Abstract

Instrumental role of Na+ and Ca2+ influx via Na+/K+ adenosine triphosphatase (Na+/K+-ATPase) and Na+/Ca2+ exchanger 1 (NCX1) is examined in the N-Methyl-D-aspartate (NMDA) receptor-mediated pathogenesis of penumbra after focal cerebral ischemia. An experimental model of 3, 6, and 24 h focal cerebral ischemia by permanent occlusion of middle cerebral artery was developed in rats. The changes in protein expression of Na+/K+-ATPase and NCX1 as well as functional subunits of NMDA receptor 2A and 2B (NR2A and NR2B) in the penumbra were assessed using by quantitative immunoblottings. The most prominent changes of Na+/K+-ATPase (78+/-6%, n=4, *P<0.05) and NCX1 (144+/-2%, n=4, *P<0.05) in the penumbra were developed 24 h after focal cerebral ischemia. The expression of NR2A in the penumbra was significantly increased (153+/-9%, n=4, *P<0.05) whereas the expression of NR2B was significantly decreased (37+/-2%, n=4, *P<0.05) as compared with sham-operated controls 3 h after focal cerebral ischemia.

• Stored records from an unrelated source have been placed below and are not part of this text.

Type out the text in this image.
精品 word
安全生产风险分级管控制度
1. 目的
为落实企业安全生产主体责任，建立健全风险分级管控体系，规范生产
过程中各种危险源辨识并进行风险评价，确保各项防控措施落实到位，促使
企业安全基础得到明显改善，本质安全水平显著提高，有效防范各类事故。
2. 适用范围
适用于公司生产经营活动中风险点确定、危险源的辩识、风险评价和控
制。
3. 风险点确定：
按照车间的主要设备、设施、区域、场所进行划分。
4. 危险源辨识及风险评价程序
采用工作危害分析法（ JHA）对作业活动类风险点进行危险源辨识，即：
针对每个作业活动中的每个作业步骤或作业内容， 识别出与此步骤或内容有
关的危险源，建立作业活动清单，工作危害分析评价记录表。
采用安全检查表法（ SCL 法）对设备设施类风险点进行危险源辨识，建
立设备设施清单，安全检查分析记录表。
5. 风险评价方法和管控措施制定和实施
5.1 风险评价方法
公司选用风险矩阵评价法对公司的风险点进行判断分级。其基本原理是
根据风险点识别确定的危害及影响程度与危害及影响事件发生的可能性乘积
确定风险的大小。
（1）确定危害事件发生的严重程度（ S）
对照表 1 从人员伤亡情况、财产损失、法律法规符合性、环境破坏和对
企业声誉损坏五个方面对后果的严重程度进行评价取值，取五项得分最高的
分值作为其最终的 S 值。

However, the expression of NR2A and NR2B in the penumbra was reversed 24 h after focal cerebral ischemia (NR2A: 40+/-7%; NR2B: 120+/-16%, n=4, *P<0.05). Moreover, the decreased expression of neuronal nuclei (NeuN) in the penumbra was most prominent than that of glial fibrillary acidic protein (GFAP) 24 h after focal cerebral ischemia. These findings imply that intracellular Na+ accumulation via decreased Na+/K+-ATPase exacerbate the Ca2+ overload cooperated by the increased NCX1 and NR2B-containing NMDA receptor which may play an important role in the pathogenesis of the penumbra.